Dubai: Institute of International Finance (IIF), the Washington-based association of global banking and financial institutions, has revised the gross domestic product forecast of the UAE to 4.4 per cent from its earlier forecast of 3.8 per cent.
"Most indicators of economic activity have registered a significant rise in real terms in the first half of this year. Crude oil production increased by 8 per cent as compared to the same period last year. With the exception of real estate, other sectors are also performing well. This has prompted us to revise our forecast," said Garbis Iradian, Deputy Director of IIF's Africa/Middle East Department.
According to the IIF estimates, a surge in infrastructure spending in Abu Dhabi and Northern Emirates and increased activity led by tourism, retail trade, transport, and logistics in Dubai will support the nearly 1 per cent upward revision in UAE's GDP forecast.
Like the International Monetary Fund (IMF) and other international organisations tracking the UAE's key economic data, the IIF also suggested that the regional economic turmoil has benefited some of the key sectors of the UAE economy.
Tourism
Data through May 2011 suggest that tourism and hospitality have benefited from the political turmoil elsewhere in the region.
The hotel occupancy rate in Dubai rose from 80 per cent in the first five months of last year to 83 per cent in the first five months of this year, and in Abu Dhabi it rose from 75 per cent to 80 per cent during the same period, the IIF report said.
In contrast, hotel occupancy fell sharply in Bahrain, Cairo, Damascus, and Beirut. Based on the IIF average oil price forecast of $115 (Dh422) per barrel of Brent crude this year, the fiscal balance is projected to be in large surplus of about 7 per cent of GDP, despite the expected large increase in consolidated government spending.

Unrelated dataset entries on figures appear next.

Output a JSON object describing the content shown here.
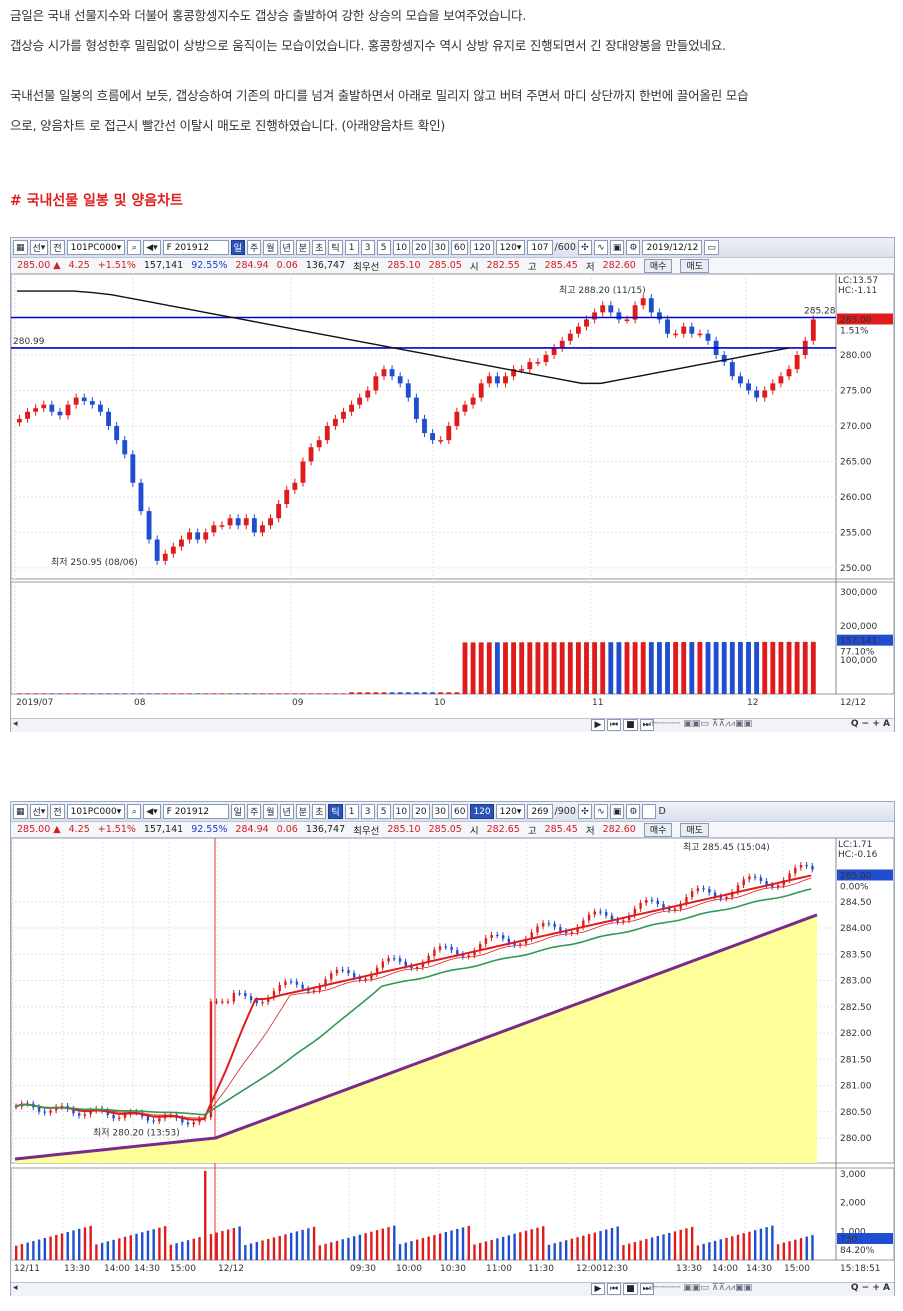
{
  "article": {
    "para1_line1": "금일은 국내 선물지수와 더불어 홍콩항셍지수도 갭상승 출발하여 강한 상승의 모습을 보여주었습니다.",
    "para1_line2": "갭상승 시가를 형성한후 밀림없이 상방으로 움직이는 모습이었습니다. 홍콩항셍지수 역시 상방 유지로 진행되면서 긴 장대양봉을 만들었네요.",
    "para2_line1": "국내선물 일봉의 흐름에서 보듯, 갭상승하여 기존의 마디를 넘겨 출발하면서 아래로 밀리지 않고 버텨 주면서 마디 상단까지 한번에 끌어올린 모습",
    "para2_line2": "으로, 양음차트 로 접근시 빨간선 이탈시 매도로 진행하였습니다. (아래양음차트 확인)",
    "heading": "# 국내선물 일봉 및 양음차트"
  },
  "toolbar": {
    "sun": "선",
    "jeon": "전",
    "code": "101PC000",
    "contract": "F 201912",
    "periods": [
      "일",
      "주",
      "월",
      "년",
      "분",
      "초",
      "틱"
    ],
    "intervals": [
      "1",
      "3",
      "5",
      "10",
      "20",
      "30",
      "60",
      "120"
    ],
    "interval_select": "120",
    "chart1_count": "107",
    "chart1_total": "/600",
    "chart1_date": "2019/12/12",
    "chart2_count": "269",
    "chart2_total": "/900",
    "chart2_extra": "D"
  },
  "quote": {
    "price": "285.00",
    "arrow": "▲",
    "change": "4.25",
    "pct": "+1.51%",
    "volume": "157,141",
    "ratio": "92.55%",
    "v1": "284.94",
    "v2": "0.06",
    "v3": "136,747",
    "best_label": "최우선",
    "bid": "285.10",
    "ask": "285.05",
    "open_label": "시",
    "open": "282.65",
    "high_label": "고",
    "high": "285.45",
    "low_label": "저",
    "low": "282.60",
    "buy": "매수",
    "sell": "매도",
    "chart1_open": "282.55"
  },
  "chart1": {
    "hi_annot": "최고 288.20 (11/15)",
    "lo_annot": "최저 250.95 (08/06)",
    "line_right": "285.28",
    "line_left": "280.99",
    "lc": "LC:13.57",
    "hc": "HC:-1.11",
    "cur_price": "285.00",
    "cur_pct": "1.51%",
    "yticks": [
      "280.00",
      "275.00",
      "270.00",
      "265.00",
      "260.00",
      "255.00",
      "250.00"
    ],
    "vol_ticks": [
      "300,000",
      "200,000",
      "100,000"
    ],
    "vol_cur": "157,141",
    "vol_pct": "77.10%",
    "xlabels": [
      "2019/07",
      "08",
      "09",
      "10",
      "11",
      "12"
    ],
    "xend": "12/12"
  },
  "chart2": {
    "hi_annot": "최고 285.45 (15:04)",
    "lo_annot": "최저 280.20 (13:53)",
    "lc": "LC:1.71",
    "hc": "HC:-0.16",
    "cur_price": "285.00",
    "cur_pct": "0.00%",
    "yticks": [
      "284.50",
      "284.00",
      "283.50",
      "283.00",
      "282.50",
      "282.00",
      "281.50",
      "281.00",
      "280.50",
      "280.00"
    ],
    "vol_ticks": [
      "3,000",
      "2,000",
      "1,000"
    ],
    "vol_cur": "730",
    "vol_pct": "84.20%",
    "xlabels": [
      "12/11",
      "13:30",
      "14:00",
      "14:30",
      "15:00",
      "12/12",
      "09:30",
      "10:00",
      "10:30",
      "11:00",
      "11:30",
      "12:00",
      "12:30",
      "13:30",
      "14:00",
      "14:30",
      "15:00"
    ],
    "xend": "15:18:51"
  },
  "bottom": {
    "play_icons": [
      "▶",
      "⏮",
      "■",
      "⏭"
    ],
    "zoom": "Q − + A"
  },
  "colors": {
    "up": "#e01b1b",
    "down": "#1f4fd0",
    "ma_black": "#111111",
    "line_blue": "#0000cc",
    "ma_red": "#e01b1b",
    "ma_green": "#2e9a55",
    "ma_purple": "#7a2a8a",
    "fill_yellow": "#ffff99"
  }
}
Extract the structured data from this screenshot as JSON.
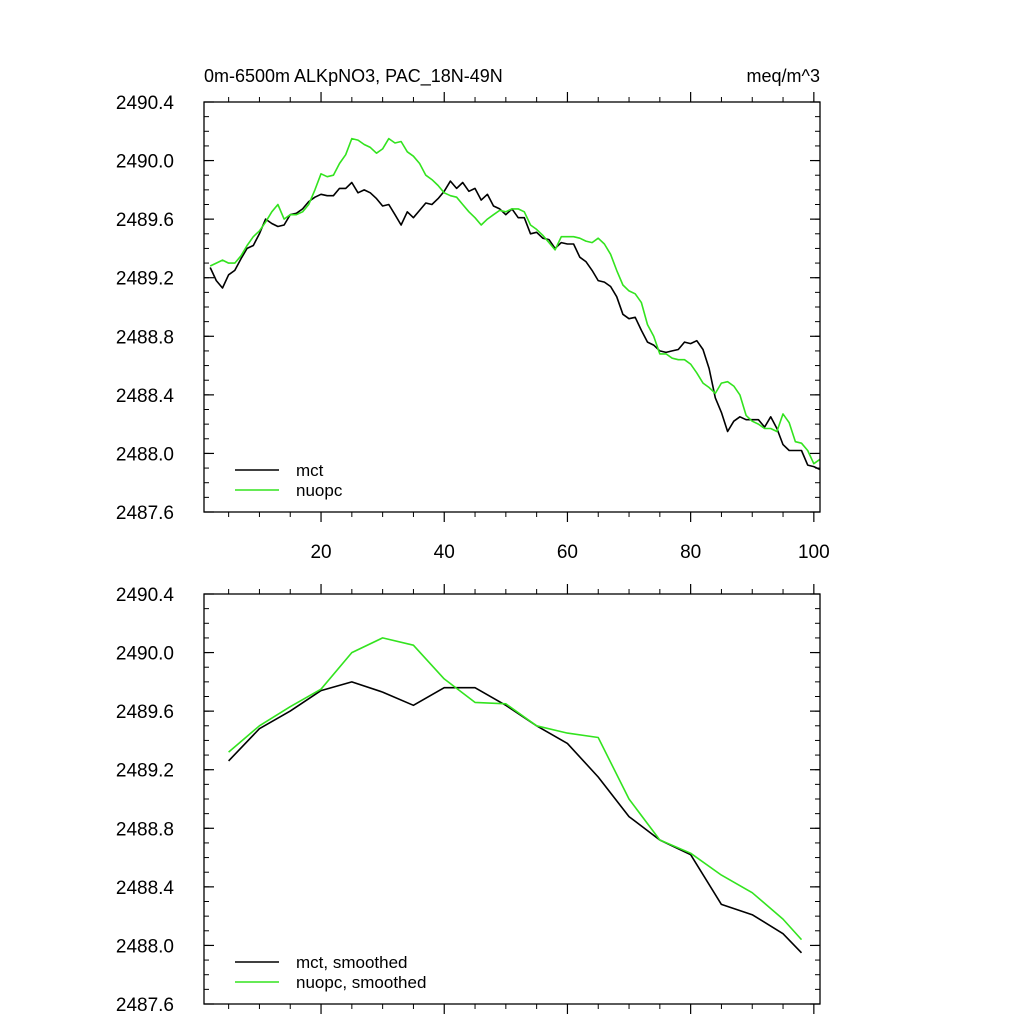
{
  "chart_data": [
    {
      "type": "line",
      "title": "0m-6500m ALKpNO3, PAC_18N-49N",
      "units": "meq/m^3",
      "xlabel": "",
      "ylabel": "",
      "xlim": [
        1,
        101
      ],
      "ylim": [
        2487.6,
        2490.4
      ],
      "x_ticks": [
        20,
        40,
        60,
        80,
        100
      ],
      "x_tick_labels": [
        "20",
        "40",
        "60",
        "80",
        "100"
      ],
      "y_ticks": [
        2487.6,
        2488.0,
        2488.4,
        2488.8,
        2489.2,
        2489.6,
        2490.0,
        2490.4
      ],
      "y_tick_labels": [
        "2487.6",
        "2488.0",
        "2488.4",
        "2488.8",
        "2489.2",
        "2489.6",
        "2490.0",
        "2490.4"
      ],
      "grid": false,
      "legend_position": "bottom-left",
      "x": [
        2,
        3,
        4,
        5,
        6,
        7,
        8,
        9,
        10,
        11,
        12,
        13,
        14,
        15,
        16,
        17,
        18,
        19,
        20,
        21,
        22,
        23,
        24,
        25,
        26,
        27,
        28,
        29,
        30,
        31,
        32,
        33,
        34,
        35,
        36,
        37,
        38,
        39,
        40,
        41,
        42,
        43,
        44,
        45,
        46,
        47,
        48,
        49,
        50,
        51,
        52,
        53,
        54,
        55,
        56,
        57,
        58,
        59,
        60,
        61,
        62,
        63,
        64,
        65,
        66,
        67,
        68,
        69,
        70,
        71,
        72,
        73,
        74,
        75,
        76,
        77,
        78,
        79,
        80,
        81,
        82,
        83,
        84,
        85,
        86,
        87,
        88,
        89,
        90,
        91,
        92,
        93,
        94,
        95,
        96,
        97,
        98,
        99,
        100,
        101
      ],
      "series": [
        {
          "name": "mct",
          "color": "#000000",
          "values": [
            2489.27,
            2489.18,
            2489.13,
            2489.22,
            2489.25,
            2489.33,
            2489.4,
            2489.42,
            2489.5,
            2489.6,
            2489.57,
            2489.55,
            2489.56,
            2489.63,
            2489.64,
            2489.67,
            2489.72,
            2489.75,
            2489.77,
            2489.76,
            2489.76,
            2489.81,
            2489.81,
            2489.85,
            2489.78,
            2489.8,
            2489.78,
            2489.74,
            2489.69,
            2489.7,
            2489.63,
            2489.56,
            2489.65,
            2489.61,
            2489.66,
            2489.71,
            2489.7,
            2489.74,
            2489.79,
            2489.86,
            2489.81,
            2489.85,
            2489.79,
            2489.81,
            2489.73,
            2489.77,
            2489.69,
            2489.67,
            2489.63,
            2489.67,
            2489.61,
            2489.61,
            2489.5,
            2489.51,
            2489.47,
            2489.46,
            2489.4,
            2489.44,
            2489.43,
            2489.43,
            2489.34,
            2489.31,
            2489.25,
            2489.18,
            2489.17,
            2489.14,
            2489.07,
            2488.95,
            2488.92,
            2488.93,
            2488.84,
            2488.76,
            2488.74,
            2488.7,
            2488.69,
            2488.7,
            2488.71,
            2488.76,
            2488.75,
            2488.77,
            2488.71,
            2488.58,
            2488.38,
            2488.28,
            2488.15,
            2488.22,
            2488.25,
            2488.23,
            2488.23,
            2488.23,
            2488.18,
            2488.25,
            2488.17,
            2488.06,
            2488.02,
            2488.02,
            2488.02,
            2487.92,
            2487.91,
            2487.89
          ]
        },
        {
          "name": "nuopc",
          "color": "#33e31f",
          "values": [
            2489.28,
            2489.3,
            2489.32,
            2489.3,
            2489.3,
            2489.35,
            2489.42,
            2489.48,
            2489.52,
            2489.58,
            2489.65,
            2489.7,
            2489.6,
            2489.63,
            2489.63,
            2489.65,
            2489.7,
            2489.8,
            2489.91,
            2489.89,
            2489.9,
            2489.98,
            2490.04,
            2490.15,
            2490.14,
            2490.11,
            2490.09,
            2490.05,
            2490.08,
            2490.15,
            2490.12,
            2490.13,
            2490.06,
            2490.03,
            2489.98,
            2489.9,
            2489.87,
            2489.83,
            2489.78,
            2489.76,
            2489.75,
            2489.7,
            2489.65,
            2489.61,
            2489.56,
            2489.6,
            2489.63,
            2489.66,
            2489.65,
            2489.67,
            2489.67,
            2489.65,
            2489.56,
            2489.53,
            2489.49,
            2489.44,
            2489.39,
            2489.48,
            2489.48,
            2489.48,
            2489.47,
            2489.45,
            2489.44,
            2489.47,
            2489.43,
            2489.36,
            2489.25,
            2489.15,
            2489.11,
            2489.09,
            2489.03,
            2488.88,
            2488.8,
            2488.68,
            2488.68,
            2488.65,
            2488.64,
            2488.64,
            2488.61,
            2488.55,
            2488.48,
            2488.45,
            2488.41,
            2488.48,
            2488.49,
            2488.46,
            2488.4,
            2488.26,
            2488.22,
            2488.2,
            2488.17,
            2488.17,
            2488.15,
            2488.27,
            2488.21,
            2488.08,
            2488.07,
            2488.02,
            2487.93,
            2487.96
          ]
        }
      ]
    },
    {
      "type": "line",
      "title": "",
      "xlabel": "",
      "ylabel": "",
      "xlim": [
        1,
        101
      ],
      "ylim": [
        2487.6,
        2490.4
      ],
      "x_ticks": [
        20,
        40,
        60,
        80,
        100
      ],
      "x_tick_labels": [],
      "y_ticks": [
        2487.6,
        2488.0,
        2488.4,
        2488.8,
        2489.2,
        2489.6,
        2490.0,
        2490.4
      ],
      "y_tick_labels": [
        "2487.6",
        "2488.0",
        "2488.4",
        "2488.8",
        "2489.2",
        "2489.6",
        "2490.0",
        "2490.4"
      ],
      "grid": false,
      "legend_position": "bottom-left",
      "x": [
        5,
        10,
        15,
        20,
        25,
        30,
        35,
        40,
        45,
        50,
        55,
        60,
        65,
        70,
        75,
        80,
        85,
        90,
        95,
        98
      ],
      "series": [
        {
          "name": "mct, smoothed",
          "color": "#000000",
          "values": [
            2489.26,
            2489.48,
            2489.6,
            2489.74,
            2489.8,
            2489.73,
            2489.64,
            2489.76,
            2489.76,
            2489.64,
            2489.5,
            2489.38,
            2489.15,
            2488.88,
            2488.72,
            2488.62,
            2488.28,
            2488.21,
            2488.08,
            2487.95
          ]
        },
        {
          "name": "nuopc, smoothed",
          "color": "#33e31f",
          "values": [
            2489.32,
            2489.5,
            2489.63,
            2489.75,
            2490.0,
            2490.1,
            2490.05,
            2489.82,
            2489.66,
            2489.65,
            2489.5,
            2489.45,
            2489.42,
            2489.0,
            2488.72,
            2488.63,
            2488.48,
            2488.36,
            2488.18,
            2488.04
          ]
        }
      ]
    }
  ]
}
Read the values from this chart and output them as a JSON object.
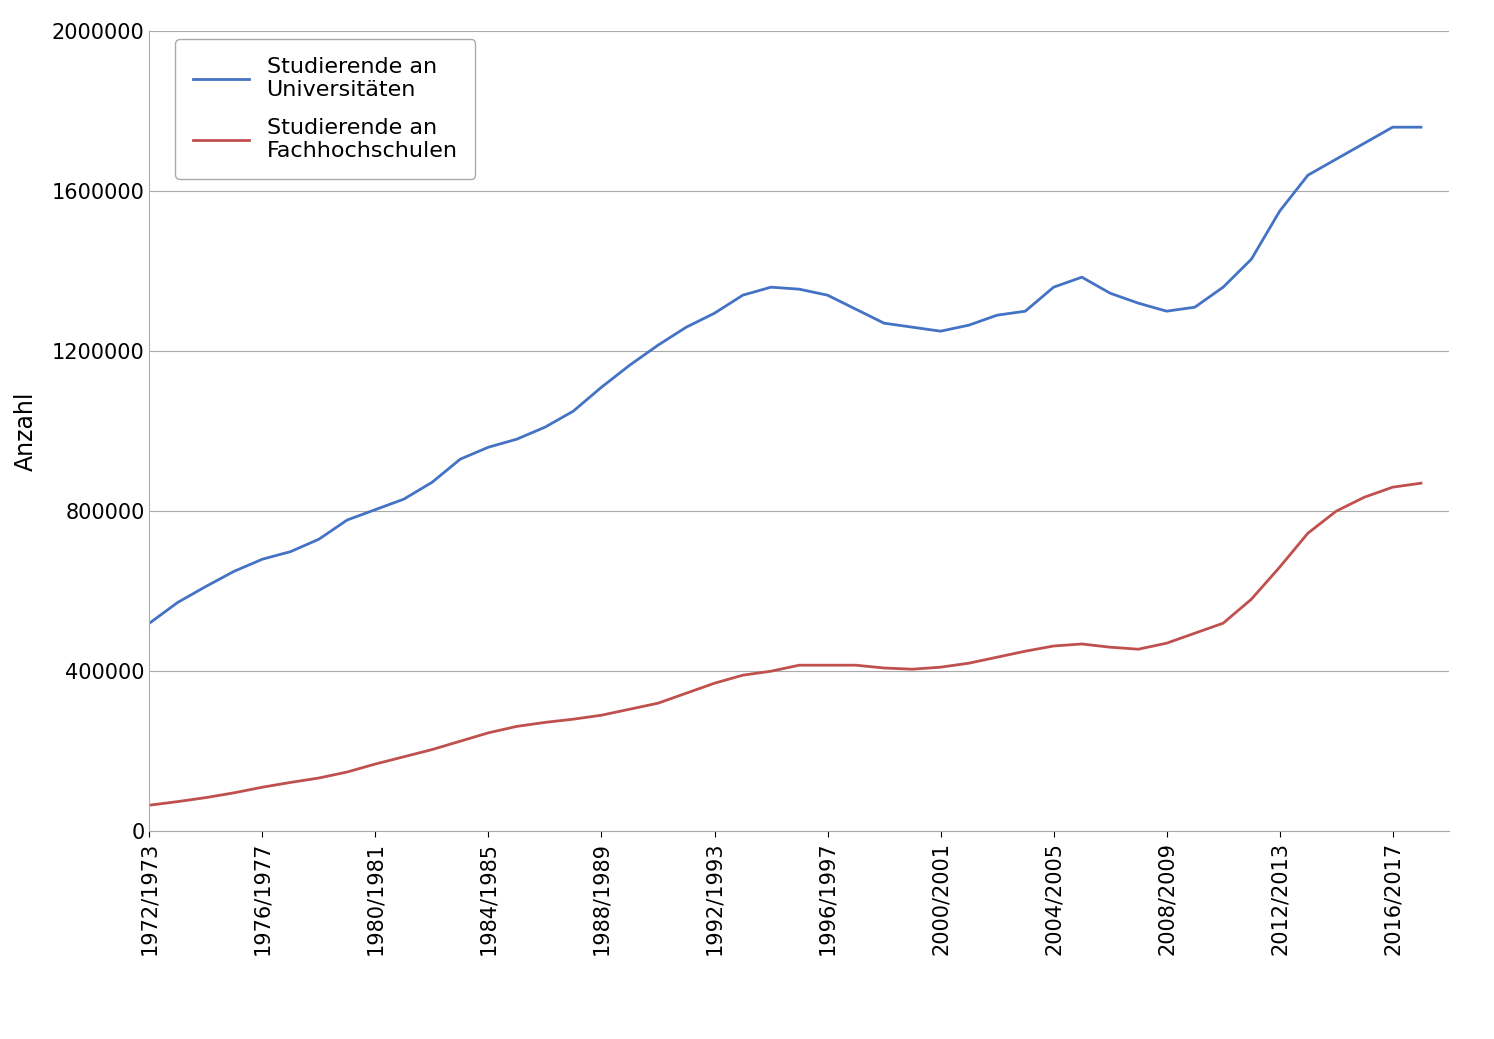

These positive developments were reflected in the narrowing of Dubai's CDS (credit default swap) spread, which declined to 329 basis points in mid-July, the lowest since November 22 last year when Dubai World asked for a rescheduling of its debt.
Despite the improved economic activity in the UAE, the IIF expects inflation to remain below 2 per cent this year.
Official data through May 2011 suggest that inflationary pressures remain contained.
Inflation was 1.4 per cent in the 12 months to May 2011.
"Significant increases in food and transportation prices of 5.2 per cent and 6.1 per cent respectively, were partly offset by the decline in rents, which fell by about 1 per cent. Looking ahead, a further small decline in rents in the UAE as a whole will help keep inflation subdued at an average of 1.7 per cent in 2011," said George T. Abed, senior counsellor director of IIF's Africa/Middle East Department.
Loan growth to remain sluggish despite deposits growth.
Investments move to UAE
The regional unrest has prompted high net worth individuals from some troubled Arab countries to move some of their savings and investments to more stable markets such as the UAE which has led to an increase in deposit holdings of the UAE banks, according to the Institute of International Finance (IIF).
Total deposits by residents and non-residents rose by 16 per cent in the 12 months to May 2011, while lending increased by about 3 per cent during the same period. Consequently, the loan-to-deposit ratio of banks has declined from a peak of 109.5 per cent at end-2008 to 93.3 per cent in May 2011. In absolute terms, the increase in deposits during the first five months of this year (Dh74 billion) exceeded the increase for the whole of the previous year (Dh67 billion).
The improvement in liquidity of the banking system is reflected in the recent decline in the interbank rates, which fell from 2.14 per cent by end-2010 to 1.54 per cent as of July 12, 2011.